By James Wiley | Go to book overview

Notes

Introduction

1. The terms third country and dollar zone are drawn directly from EU documents.


1. The Creation of the Banana Empire

1. Many of the Jamaicans remained in Costa Rica, and their descendants continue to live in the Puerto Limón area. They were finally granted citizenship during the 1950s.

2. Ellis (1983, 44) describes a 1906 United Fruit Company purchase of 50 percent of the shares in the Vaccaro Brothers Company, one of its principal potential rivals in Honduras. The U.S. court system thwarted this acquisition as a violation of antimonopoly legislation, so the company sold its shares in 1908. Ironically, the Vaccaro Brothers Company was reorganized in 1924 as the Standard Fruit Company, subsequently known as the Standard Fruit and Steamship Company, and became the chief competitor to the United in Central America.


2. The Empire Challenged

1. “Nine-hand bunch” refers to the output of one plant, measured vertically before being cut into the smaller bunches familiar to consumers. A nine-hand bunch was the industry’s standard measurement.

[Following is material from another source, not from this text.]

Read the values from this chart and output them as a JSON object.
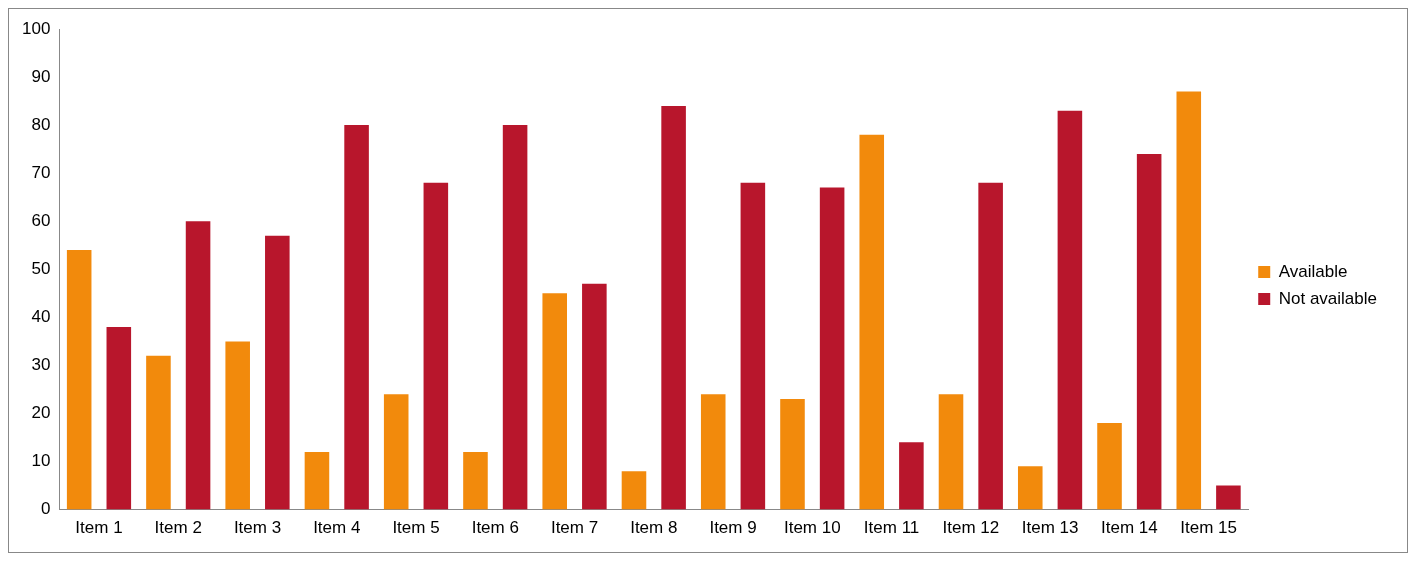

2. By the 1980s the Urubá zone was manifesting the same characteristics of decline, and the TNCS operating in the region began to move once again, this time returning to the Santa Marta area. This second shift threatened the livelihood of at least twenty thousand workers directly or indirectly employed in the industry in Urubá, the forty thousand people dependent upon them, and the six thousand homes provided by the companies for those families (Sierra 1986, 11–16).